On Fri, 20 Dec 2013, Matthew Wilcox wrote:
> On Fri, Dec 20, 2013@11:14:09AM -0700, Keith Busch wrote:
>> Sync commands schedule an internal timeout to cancel rather than using
>> the nvme timeout handler kthread. We should still try to recover so
>> moving the check for cancelled commands after the error handling.
>
>>  		if (timeout && !time_after(now, info[cmdid].timeout))
>>  			continue;
>> -		if (info[cmdid].ctx == CMD_CTX_CANCELLED)
>> -			continue;
>>  		if (timeout && nvmeq->dev->initialized) {
>>  			nvme_abort_cmd(cmdid, nvmeq);
>>  			continue;
>>  		}
>> +		if (info[cmdid].ctx == CMD_CTX_CANCELLED)
>> +			continue;
>>  		dev_warn(nvmeq->q_dmadev, "Cancelling I/O %d QID %d\n", cmdid,
>>  								nvmeq->qid);
>>  		ctx = cancel_cmdid(nvmeq, cmdid, &fn);
>
> I'm confused by this patch.  Won't it cause us to send abort commands
> repeatedly for commands IDs that have already been cancelled, but haven't
> yet been completed as cancelled?

It appears so, but 'nvme_abort_cmd' aborts only once then resets the
controller if the command still isn't returned.
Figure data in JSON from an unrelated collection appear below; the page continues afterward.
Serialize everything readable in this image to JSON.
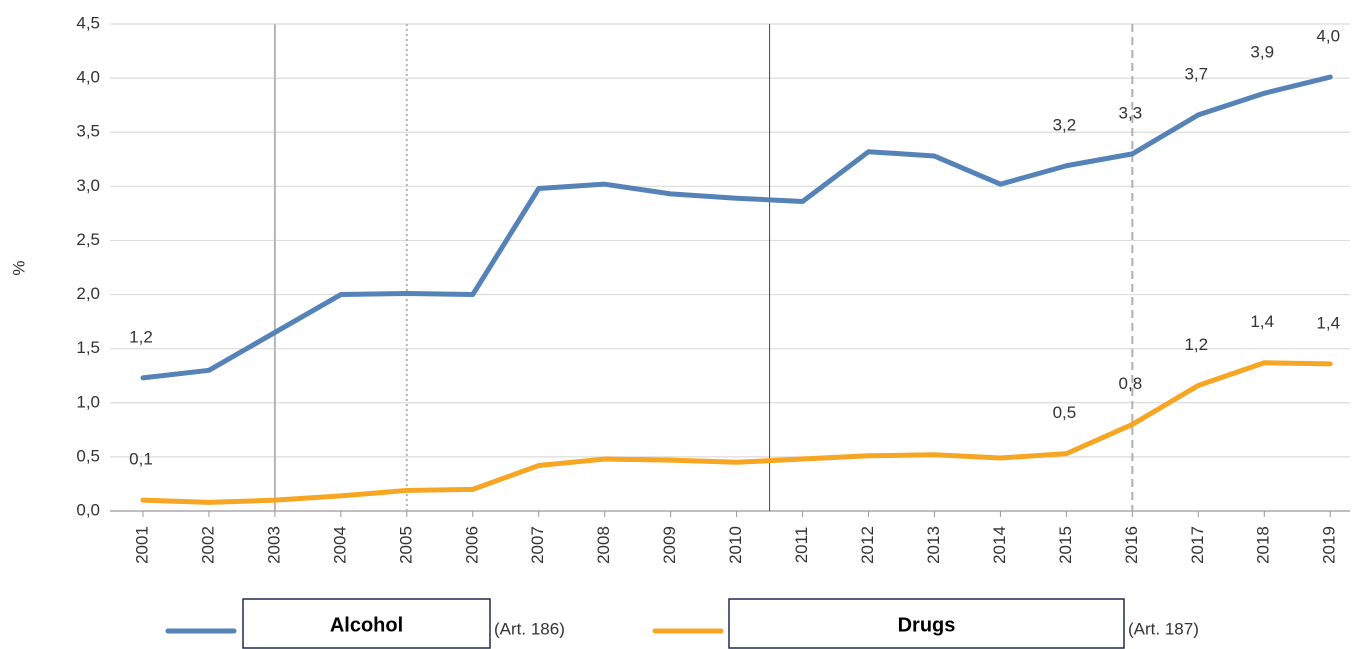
{
  "chart_data": {
    "type": "line",
    "y_label": "%",
    "x": [
      2001,
      2002,
      2003,
      2004,
      2005,
      2006,
      2007,
      2008,
      2009,
      2010,
      2011,
      2012,
      2013,
      2014,
      2015,
      2016,
      2017,
      2018,
      2019
    ],
    "xlim": [
      2000.5,
      2019.3
    ],
    "xticks": [
      2001,
      2002,
      2003,
      2004,
      2005,
      2006,
      2007,
      2008,
      2009,
      2010,
      2011,
      2012,
      2013,
      2014,
      2015,
      2016,
      2017,
      2018,
      2019
    ],
    "ylim": [
      0,
      4.5
    ],
    "yticks": [
      {
        "value": 0,
        "label": "0,0"
      },
      {
        "value": 0.5,
        "label": "0,5"
      },
      {
        "value": 1,
        "label": "1,0"
      },
      {
        "value": 1.5,
        "label": "1,5"
      },
      {
        "value": 2,
        "label": "2,0"
      },
      {
        "value": 2.5,
        "label": "2,5"
      },
      {
        "value": 3,
        "label": "3,0"
      },
      {
        "value": 3.5,
        "label": "3,5"
      },
      {
        "value": 4,
        "label": "4,0"
      },
      {
        "value": 4.5,
        "label": "4,5"
      }
    ],
    "grid": true,
    "series": [
      {
        "name": "Alcohol",
        "legend_note": "(Art. 186)",
        "color": "#5583b8",
        "values": [
          1.23,
          1.3,
          1.65,
          2.0,
          2.01,
          2.0,
          2.98,
          3.02,
          2.93,
          2.89,
          2.86,
          3.32,
          3.28,
          3.02,
          3.19,
          3.3,
          3.66,
          3.86,
          4.01
        ],
        "value_labels": [
          "1,2",
          null,
          null,
          null,
          null,
          null,
          null,
          null,
          null,
          null,
          null,
          null,
          null,
          null,
          "3,2",
          "3,3",
          "3,7",
          "3,9",
          "4,0"
        ]
      },
      {
        "name": "Drugs",
        "legend_note": "(Art. 187)",
        "color": "#f6a623",
        "values": [
          0.1,
          0.08,
          0.1,
          0.14,
          0.19,
          0.2,
          0.42,
          0.48,
          0.47,
          0.45,
          0.48,
          0.51,
          0.52,
          0.49,
          0.53,
          0.8,
          1.16,
          1.37,
          1.36
        ],
        "value_labels": [
          "0,1",
          null,
          null,
          null,
          null,
          null,
          null,
          null,
          null,
          null,
          null,
          null,
          null,
          null,
          "0,5",
          "0,8",
          "1,2",
          "1,4",
          "1,4"
        ]
      }
    ],
    "vlines": [
      {
        "x": 2003,
        "style": "solid",
        "color": "#b5b5b5"
      },
      {
        "x": 2005,
        "style": "dotted",
        "color": "#b5b5b5"
      },
      {
        "x": 2010.5,
        "style": "solid",
        "color": "#1f4e8c"
      },
      {
        "x": 2016,
        "style": "dashed",
        "color": "#b0b0b0"
      }
    ]
  }
}
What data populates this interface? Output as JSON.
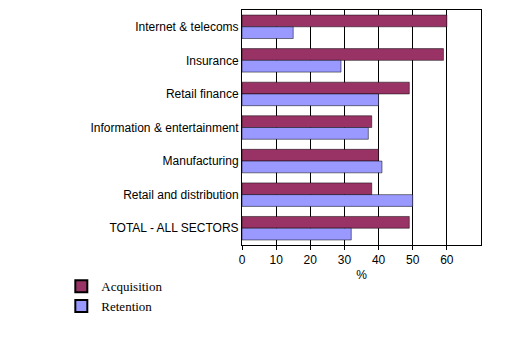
{
  "chart_data": {
    "type": "bar",
    "orientation": "horizontal",
    "categories": [
      "Internet & telecoms",
      "Insurance",
      "Retail finance",
      "Information & entertainment",
      "Manufacturing",
      "Retail and distribution",
      "TOTAL - ALL SECTORS"
    ],
    "series": [
      {
        "name": "Acquisition",
        "color": "#993366",
        "values": [
          60,
          59,
          49,
          38,
          40,
          38,
          49
        ]
      },
      {
        "name": "Retention",
        "color": "#9999ff",
        "values": [
          15,
          29,
          40,
          37,
          41,
          50,
          32
        ]
      }
    ],
    "x_label": "%",
    "xlim": [
      0,
      70
    ],
    "xticks": [
      0,
      10,
      20,
      30,
      40,
      50,
      60
    ],
    "grid": true,
    "legend": "bottom-left"
  }
}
The drive is not polled
for timeouts when the reset handler is running so it won't timeout
again, and the command is forced cancelled during reset with cancel_ios()
'timeout' set to false.

'sync_command' is the only place an IO can be cancelled while the
device being polled for timeouts. I think we want to try recovering the
unresponsive controller even if the sync timeout already cancelled.

Without this patch, a failed sync command just leaks a cmdid until the
controller is reset some other way.